Keeping accurate financial records is not only a legal requirement but also a valuable small business management tool. Financial records enable a business to monitor income and expenditure, track budgets, and take action if problems arise. The systems and methods used to record information may vary from business to business, but the principles are the same. You must record all monies coming into and going out of the business.
This checklist will help you to identify the type of information you need to record and how to best accomplish the recording.
Identify financial transactions
Look at how the business operates and identify how financial transactions are processed. Check how customers are invoiced and how goods or services are purchased. Make a list of the different transactions that take place and the paperwork that supports them.
Financial transactions identified
Put record keeping systems in place
- Set up and operate a bookkeeping system that includes the following books or journals:
- Sales: used to record all invoices relating to sales
- Purchases: used to record all invoices relating to purchases
- Cash Transactions: used to record all cash payments and receipts
- Returns: used to record all credit notes given to customers for goods returned
- General: used to record all other transactions (e.g. purchase of fixed assets)
- Record keeping system set up
Identify paid and unpaid items
For each of the books or journals, set up two separate files.
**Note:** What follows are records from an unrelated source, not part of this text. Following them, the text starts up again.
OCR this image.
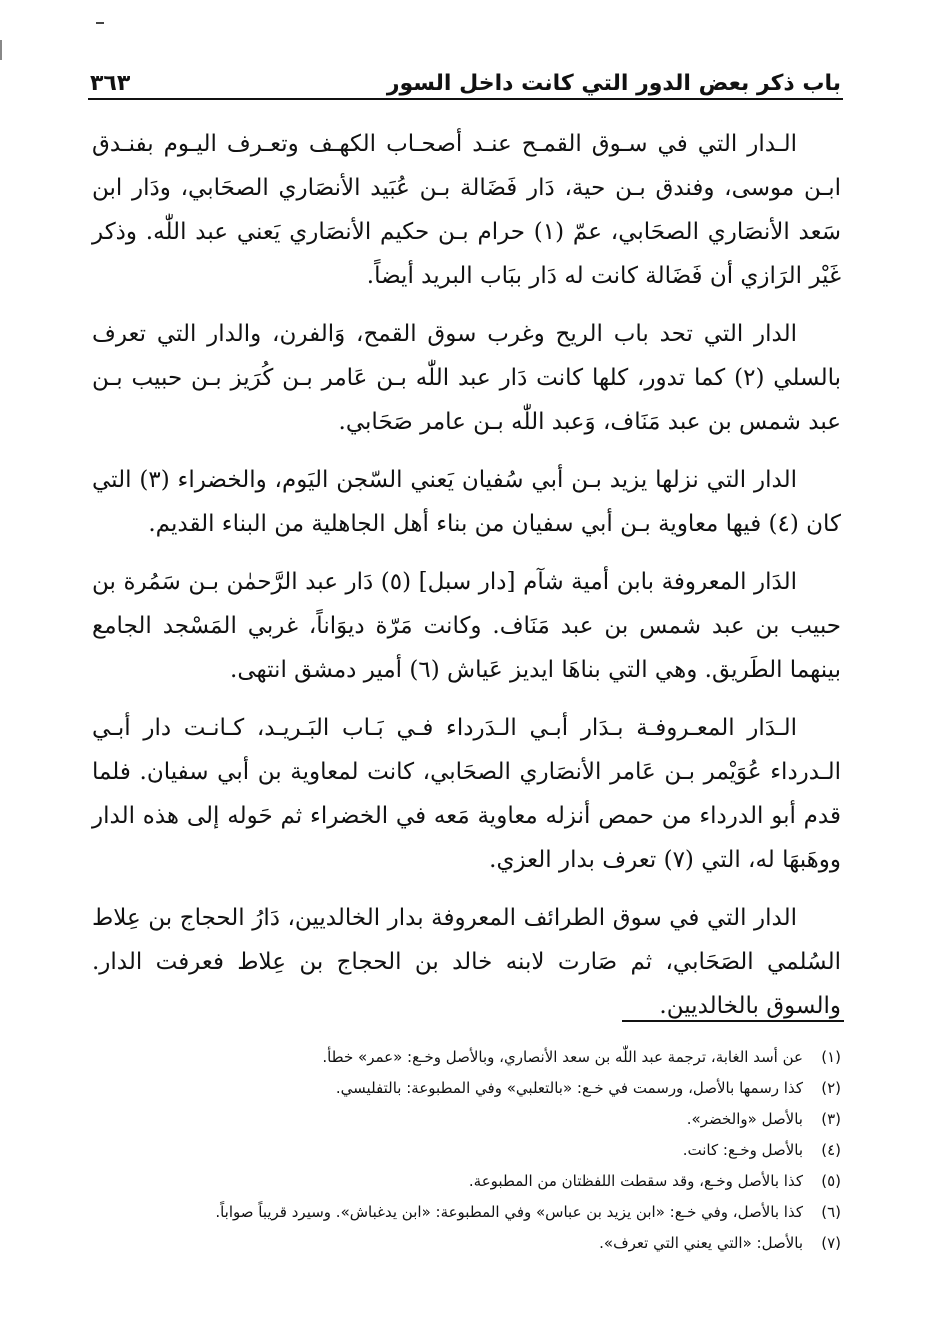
باب ذكر بعض الدور التي كانت داخل السور
٣٦٣

الـدار التي في سـوق القمـح عنـد أصحـاب الكهـف وتعـرف اليـوم بفنـدق ابـن موسى، وفندق بـن حية، دَار فَضَالة بـن عُبَيد الأنصَاري الصحَابي، ودَار ابن سَعد الأنصَاري الصحَابي، عمّ (١) حرام بـن حكيم الأنصَاري يَعني عبد اللّٰه. وذكر غَيْر الرَازي أن فَضَالة كانت له دَار ببَاب البريد أيضاً.

الدار التي تحد باب الريح وغرب سوق القمح، وَالفرن، والدار التي تعرف بالسلي (٢) كما تدور، كلها كانت دَار عبد اللّٰه بـن عَامر بـن كُرَيز بـن حبيب بـن عبد شمس بن عبد مَنَاف، وَعبد اللّٰه بـن عامر صَحَابي.

الدار التي نزلها يزيد بـن أبي سُفيان يَعني السّجن اليَوم، والخضراء (٣) التي كان (٤) فيها معاوية بـن أبي سفيان من بناء أهل الجاهلية من البناء القديم.

الدَار المعروفة بابن أمية شآم [دار سبل] (٥) دَار عبد الرَّحمٰن بـن سَمُرة بن حبيب بن عبد شمس بن عبد مَنَاف. وكانت مَرّة ديوَاناً، غربي المَسْجد الجامع بينهما الطَريق. وهي التي بناهَا ايديز عَياش (٦) أمير دمشق انتهى.

الـدَار المعـروفـة بـدَار أبـي الـدَرداء فـي بَـاب البَـريـد، كـانـت دار أبـي الـدرداء عُوَيْمر بـن عَامر الأنصَاري الصحَابي، كانت لمعاوية بن أبي سفيان. فلما قدم أبو الدرداء من حمص أنزله معاوية مَعه في الخضراء ثم حَوله إلى هذه الدار ووهَبهَا له، التي (٧) تعرف بدار العزي.

الدار التي في سوق الطرائف المعروفة بدار الخالديين، دَارُ الحجاج بن عِلاط السُلمي الصَحَابي، ثم صَارت لابنه خالد بن الحجاج بن عِلاط فعرفت الدار. والسوق بالخالديين.

(١)
عن أسد الغابة، ترجمة عبد اللّٰه بن سعد الأنصاري، وبالأصل وخـع: «عمر» خطأ.
(٢)
كذا رسمها بالأصل، ورسمت في خـع: «بالتعلبي» وفي المطبوعة: بالتفليسي.
(٣)
بالأصل «والخضر».
(٤)
بالأصل وخـع: كانت.
(٥)
كذا بالأصل وخـع، وقد سقطت اللفظتان من المطبوعة.
(٦)
كذا بالأصل، وفي خـع: «ابن يزيد بن عباس» وفي المطبوعة: «ابن يدغباش». وسيرد قريباً صواباً.
(٧)
بالأصل: «التي يعني التي تعرف».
One file should be used to store the paid items and the other to store the unpaid items. Partially paid items should be processed as follows:
- Record the amount paid along with the date in the appropriate book or journal
- Keep a copy in the unpaid file
- Put a second copy with the amount and date clearly marked into the paid file
- When final payment is made, record the amount and date and mark the item paid in full
- At this point, remove the duplicate copy from the unpaid file
- Paid and unpaid items identified
Set up a procedure for recording entries
Information should be recorded methodically and at set times. Ideally this should be daily; however, depending on the volume of transactions, you may adopt a weekly or monthly cycle. It is advisable to update your cashbook daily. If your business processes predominantly cash transactions, you should retain all supporting documentation, such as cash register rolls, and store them securely.
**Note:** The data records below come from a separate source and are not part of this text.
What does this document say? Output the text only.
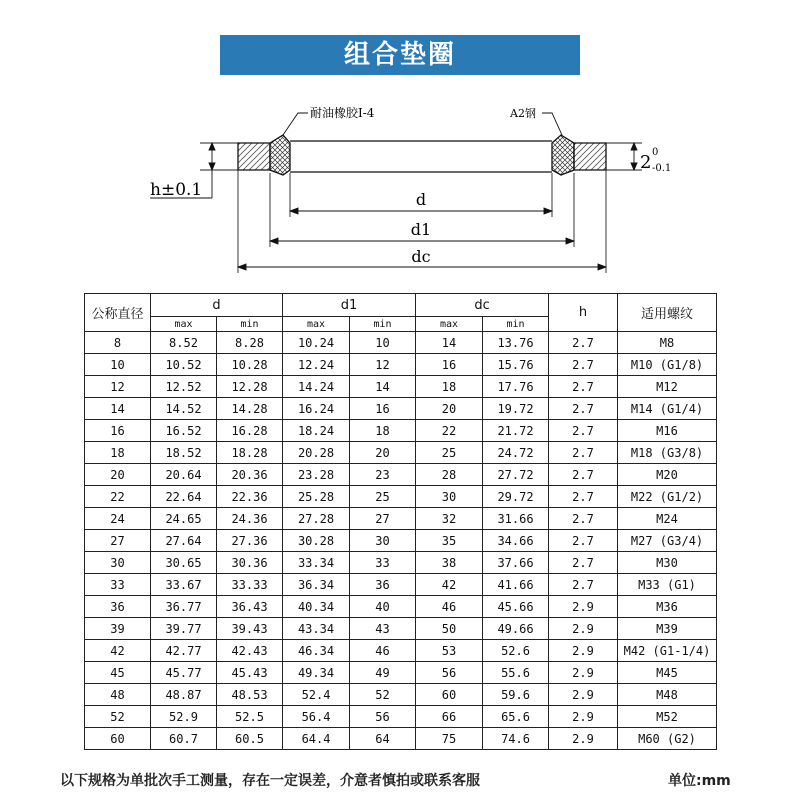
组合垫圈
耐油橡胶I-4	A2钢
h±0.1
2 0
-0.1
d
d1
dc
公称直径	d		d1		dc		h	适用螺纹
	max	min	max	min	max	min		
8	8.52	8.28	10.24	10	14	13.76	2.7	M8
10	10.52	10.28	12.24	12	16	15.76	2.7	M10 (G1/8)
12	12.52	12.28	14.24	14	18	17.76	2.7	M12
14	14.52	14.28	16.24	16	20	19.72	2.7	M14 (G1/4)
16	16.52	16.28	18.24	18	22	21.72	2.7	M16
18	18.52	18.28	20.28	20	25	24.72	2.7	M18 (G3/8)
20	20.64	20.36	23.28	23	28	27.72	2.7	M20
22	22.64	22.36	25.28	25	30	29.72	2.7	M22 (G1/2)
24	24.65	24.36	27.28	27	32	31.66	2.7	M24
27	27.64	27.36	30.28	30	35	34.66	2.7	M27 (G3/4)
30	30.65	30.36	33.34	33	38	37.66	2.7	M30
33	33.67	33.33	36.34	36	42	41.66	2.7	M33 (G1)
36	36.77	36.43	40.34	40	46	45.66	2.9	M36
39	39.77	39.43	43.34	43	50	49.66	2.9	M39
42	42.77	42.43	46.34	46	53	52.6	2.9	M42 (G1-1/4)
45	45.77	45.43	49.34	49	56	55.6	2.9	M45
48	48.87	48.53	52.4	52	60	59.6	2.9	M48
52	52.9	52.5	56.4	56	66	65.6	2.9	M52
60	60.7	60.5	64.4	64	75	74.6	2.9	M60 (G2)
以下规格为单批次手工测量，存在一定误差，介意者慎拍或联系客服	单位:mm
- Recording entry timing cycle established
Set up an internal reference system
Give all invoices, both incoming and outgoing, a reference number. Record both the transaction details and the reference number in the appropriate journal or book. When payment is made, the amount and date should also be recorded in the relevant journal or book.
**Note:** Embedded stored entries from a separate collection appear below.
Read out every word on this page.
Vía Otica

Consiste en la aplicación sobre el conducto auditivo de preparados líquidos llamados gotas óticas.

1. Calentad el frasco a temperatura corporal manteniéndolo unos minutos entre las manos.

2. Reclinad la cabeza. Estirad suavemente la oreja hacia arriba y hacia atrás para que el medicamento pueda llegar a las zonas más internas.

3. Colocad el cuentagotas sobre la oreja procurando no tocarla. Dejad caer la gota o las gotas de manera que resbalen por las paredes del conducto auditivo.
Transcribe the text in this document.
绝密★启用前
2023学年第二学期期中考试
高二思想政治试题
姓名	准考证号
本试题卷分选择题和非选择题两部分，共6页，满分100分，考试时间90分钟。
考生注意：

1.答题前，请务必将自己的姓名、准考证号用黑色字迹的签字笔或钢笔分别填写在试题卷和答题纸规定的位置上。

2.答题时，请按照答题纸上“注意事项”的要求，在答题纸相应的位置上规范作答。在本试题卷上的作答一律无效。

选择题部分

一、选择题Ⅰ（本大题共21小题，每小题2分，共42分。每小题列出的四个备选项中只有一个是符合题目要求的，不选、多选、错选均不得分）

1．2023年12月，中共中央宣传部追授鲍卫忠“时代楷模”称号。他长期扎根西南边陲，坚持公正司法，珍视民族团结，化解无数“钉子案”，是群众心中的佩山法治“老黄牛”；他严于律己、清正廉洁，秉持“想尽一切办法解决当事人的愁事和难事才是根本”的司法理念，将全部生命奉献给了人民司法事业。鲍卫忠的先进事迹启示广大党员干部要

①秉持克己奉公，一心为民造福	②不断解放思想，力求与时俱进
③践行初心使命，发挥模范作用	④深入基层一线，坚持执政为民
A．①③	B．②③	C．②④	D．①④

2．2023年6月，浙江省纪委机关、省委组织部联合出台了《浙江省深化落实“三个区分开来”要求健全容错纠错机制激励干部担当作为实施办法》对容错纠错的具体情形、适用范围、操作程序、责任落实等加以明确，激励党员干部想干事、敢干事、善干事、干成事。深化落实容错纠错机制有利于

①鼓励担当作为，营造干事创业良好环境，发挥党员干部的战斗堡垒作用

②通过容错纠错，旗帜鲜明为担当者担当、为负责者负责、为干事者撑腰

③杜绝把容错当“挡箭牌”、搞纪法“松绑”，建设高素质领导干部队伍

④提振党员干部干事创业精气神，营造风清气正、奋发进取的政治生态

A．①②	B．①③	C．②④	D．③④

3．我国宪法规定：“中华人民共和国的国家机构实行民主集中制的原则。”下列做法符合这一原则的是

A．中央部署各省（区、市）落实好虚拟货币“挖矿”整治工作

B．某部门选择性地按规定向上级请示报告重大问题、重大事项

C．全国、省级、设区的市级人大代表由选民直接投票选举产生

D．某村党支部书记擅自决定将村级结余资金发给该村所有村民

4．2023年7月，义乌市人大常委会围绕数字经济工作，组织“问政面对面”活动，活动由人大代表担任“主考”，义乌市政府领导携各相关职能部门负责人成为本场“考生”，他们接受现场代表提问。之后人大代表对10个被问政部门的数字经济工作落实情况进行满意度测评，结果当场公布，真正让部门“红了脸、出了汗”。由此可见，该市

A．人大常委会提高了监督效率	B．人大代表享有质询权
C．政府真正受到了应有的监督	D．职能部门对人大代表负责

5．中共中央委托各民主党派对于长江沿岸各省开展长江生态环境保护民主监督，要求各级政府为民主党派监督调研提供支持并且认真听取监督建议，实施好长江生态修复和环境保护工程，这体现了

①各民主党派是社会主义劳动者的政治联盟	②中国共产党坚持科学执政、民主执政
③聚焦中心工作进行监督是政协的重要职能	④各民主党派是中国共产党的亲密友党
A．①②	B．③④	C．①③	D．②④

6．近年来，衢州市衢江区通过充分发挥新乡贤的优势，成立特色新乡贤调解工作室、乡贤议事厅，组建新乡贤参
- Internal reference system set up
Establish procedures for recording miscellaneous transactions
Enter all personal expenses into the relevant journal or book. Also keep a separate personal copy. Identify any non-sales income and enter it into the cashbook. Examples of this type of income include:
- Money coming into the business as a loan or grant
- Money from the proceeds of a sale of a business asset other than stock (e.g. building and equipment)
- System for recording miscellaneous transactions defined
Monitor record keeping systems
Set up and operate a check and balance system to monitor the recording of financial information. Check for the following:
- An invoice is issued for every transaction
- A receipt is requested and obtained for every purchase
- A receipt for any cash purchases clearly shows what it was for. If it doesn’t state the item on the receipt, write it on
- If no receipt is available for a transaction then the date, amount and the item must be recorded immediately
- Monitoring system set up for record keeping
Carry out frequent reconciliations
Once a month, reconcile the petty cash against the receipts and, if necessary, top up the balance to the fixed amount that you want on hand. Reconcile bank statements against your cashbook and paid invoices. This will enable you to check that all payments have reached your account. Remember to account for amounts that have been paid but not yet cleared. Check your bank statement to see if payments by standing order or direct debit have been processed. They should appear on your statement. When you have checked them, enter the amount and date into the cashbook so that your books balance.
- Reconciliation procedures defined
To help you spend more time focusing on your business and not your accounting, keep the recording of financial transactions simple by using an accounting software solution to manage your cash flow, cost containment, invoicing and billing.